Date: Monday, November 6, 2023 11:00 - 12:00
Speaker: John Hoffman ( National Institute of Standards and Technology, Gaithersburg)
Location: Moonstone Bldg / Ground floor / Seminar Room F
Host: Scott Waitukaitis

The tailored design of modified nanofiltration membranes requires rapid functionalization processes to introduce key functionalities that help overcome the permeability / selectivity tradeoff seen in size-selective membranes. Many techniques have demonstrated the positive impact of introducing additional interactions between membranes and solutes, such as charged moieties, which can increase the rejection of salt ions. Beyond singularly functionalized membranes, novel transport properties emerge when multiple functionalities are integrated within a membrane system. This can be due to domains interacting with each other at their interfacial junctions, as well as when isolated domains work independently but in a coordinated manner during operating conditions. Utilizing a post-fabrication functionalization method, the desired membrane structure is first formed by tailoring the polymer chemistry and casting conditions and the addition of a desired functionality is achieved through coupling reactions with reactive solutions and functionally lined pore walls.

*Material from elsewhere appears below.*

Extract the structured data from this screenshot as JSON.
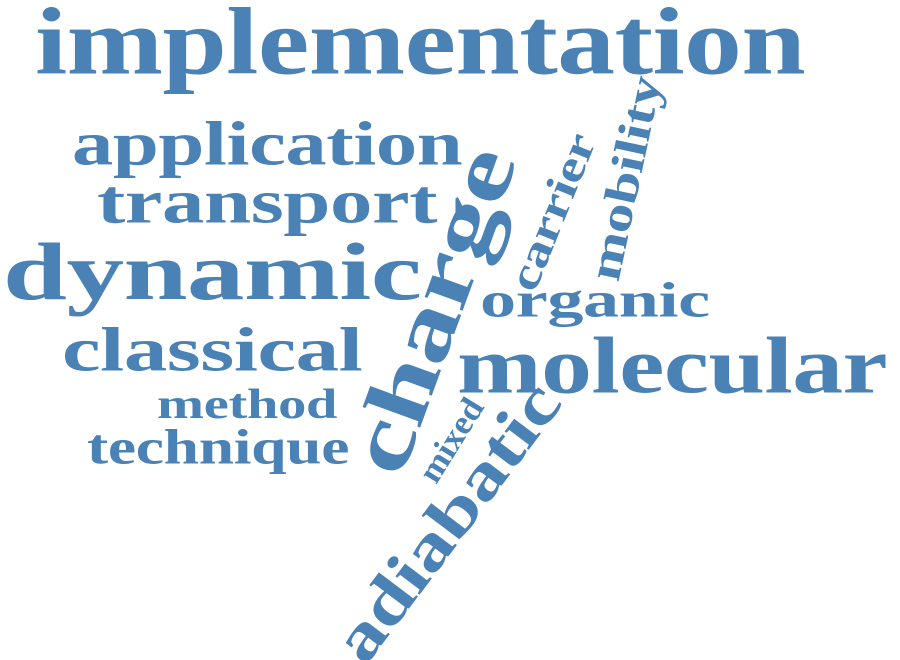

In this work, the ability to isolate functional domains utilizes a copper-catalyzed azide-alkyne cycloaddition (CuAAC) reaction process which was confirmed through Fourier-transform infrared spectroscopy analysis. Here we developed protocols for synthesizing reactive solutions that achieved high reactive rates compared to the diffusive rate of the solution as it transports through the membrane. Multi-functional membranes with surface anti-fouling chemistry and underlying charged chemistry were made which exhibited equivalent ion rejection performance compared to fully charged membranes, but with a much lower propensity for fouling. The CuAAC reaction was also used to form surface patterned multi-functional membranes, in which asymmetric coverage of positive and negative charge resulted in unique transport phenomena of asymmetric salts, such as magnesium chloride (MgCl2) and potassium sulfate (K2SO4), which resulted in enrichment in ions in the permeate. This type of controlled ion transport is not possible in singularly functionalized materials, thereby demonstrating the unique transport properties that multi-functional membranes can achieve.